PORTLAND, Ore. — As Damian Lillard walked into Portland’s Moda Center on Wednesday evening for the first time as a member of the Milwaukee Bucks, he instinctively headed toward the home locker room.
That was the same route he’d taken for 11 years as a member of the Trail Blazers, and he said later that he still doesn’t feel like a visitor returning to this city.
“I really didn’t know where to go,” Lillard said during a pregame news conference. “I’d never been in the visitors locker room until today.”
Wednesday marked Lillard’s first game in Portland since he was traded to Milwaukee in October. He was greeted with a one-minute standing ovation when his name was announced during pregame introductions. The Blazers did their part to spoil the homecoming, however, hanging on for a 119-116 win over the Bucks, as Lillard finished with 25 points, 6 rebounds and 7 assists.

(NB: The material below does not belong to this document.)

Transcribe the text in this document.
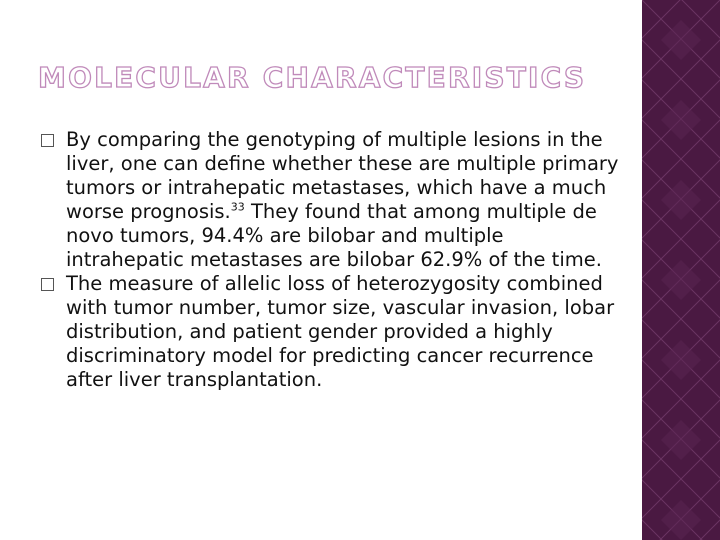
MOLECULAR CHARACTERISTICS
By comparing the genotyping of multiple lesions in the liver, one can define whether these are multiple primary tumors or intrahepatic metastases, which have a much worse prognosis.$^{33}$ They found that among multiple de novo tumors, 94.4% are bilobar and multiple intrahepatic metastases are bilobar 62.9% of the time.
The measure of allelic loss of heterozygosity combined with tumor number, tumor size, vascular invasion, lobar distribution, and patient gender provided a highly discriminatory model for predicting cancer recurrence after liver transplantation.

While Lillard emphasized his commitment to the Bucks, he also left the door open to a potential return to the franchise that drafted him before his career is over.
“Because of how I feel about Portland,” Lillard said. “How I feel about the organization here and my time that I spent here, in my mind I’ve always felt like that’s how my career would end.
“Right now, I’m just in a space of like, this is where I am now. I’m in Milwaukee. I wanted the opportunity to contend, and our team has an opportunity to contend for this year and years to come, and I’m just living in that. But I definitely, when I was traded, I see a day where I’ll be in a Trail Blazer uniform again before I’m done.”
Lillard arrived in Portland ahead of the Bucks after Monday’s game. He still has family here and said he was eager to sleep in his own bed and host a birthday party for his twins, Kali and Kalii.
The Blazers, who drafted Lillard with the No. 6 pick in 2012, welcomed him back with two tribute videos in the first quarter — one highlighting his on-court accomplishments and iconic moments, the other his impact off the court and in the Portland community. A kid in the crowd held up a sign that read: “Get your ring then come back home!
“You just feel the appreciation and the love,” Lillard said after the game. “I just kind of stood in it. It was like, man, this is a big deal. Just take that moment and to have everybody in the building just show me that type of love, acknowledgement of a lot of things during my time here. So, I appreciated it.”
Lillard got a call from Pelicans guard CJ McCollum, another former Blazer, on the way to shootaround Wednesday morning, telling him to embrace the emotions of the night.
“My feelings about playing here, my feelings about putting my best foot forward for the organization while I was here, it was genuine,” Lillard said before the game. “It weighed on me heavy, so I’m sure it’ll be a lot of emotions. Just being back out there and seeing the familiar faces. A lot of people in the crowd, I’m going to recognize those faces because I’ve seen them many times, so many years.
“So I’ll let it be what it is. I’m not going to cry, nothing like that. I’m not a big crier, but I’m not going to hide the emotions that I feel from it. I think it’s a moment that means a lot to me and a lot of other people.”
“Right now I’m just in a space of like, this is where I am now. I’m in Milwaukee. I wanted the opportunity to contend and our team has an opportunity to contend for this year and years to come and I’m just living in that. But I definitely, when I was traded, I see a day where I’ll be in a Trail Blazer uniform again before I’m done.”
Lillard did request a trade from Portland at the start of the summer, which he acknowledges led to contention between him and the organization before his exit. He said he still has not spoken to Blazers general manager Joe Cronin since the trade.
But Lillard said he still keeps tabs on the Blazers, mainly checking in on guard Anfernee Simons, whom he considers like a brother.
However, Lillard did not look to this game for any kind of closure or catharsis.
“A lot of the things that I experienced here, I know that is going to always be a part of me,” Lillard said. “It’ll always be a part of me because everything that I’ve said, how I felt about my time, I meant it.”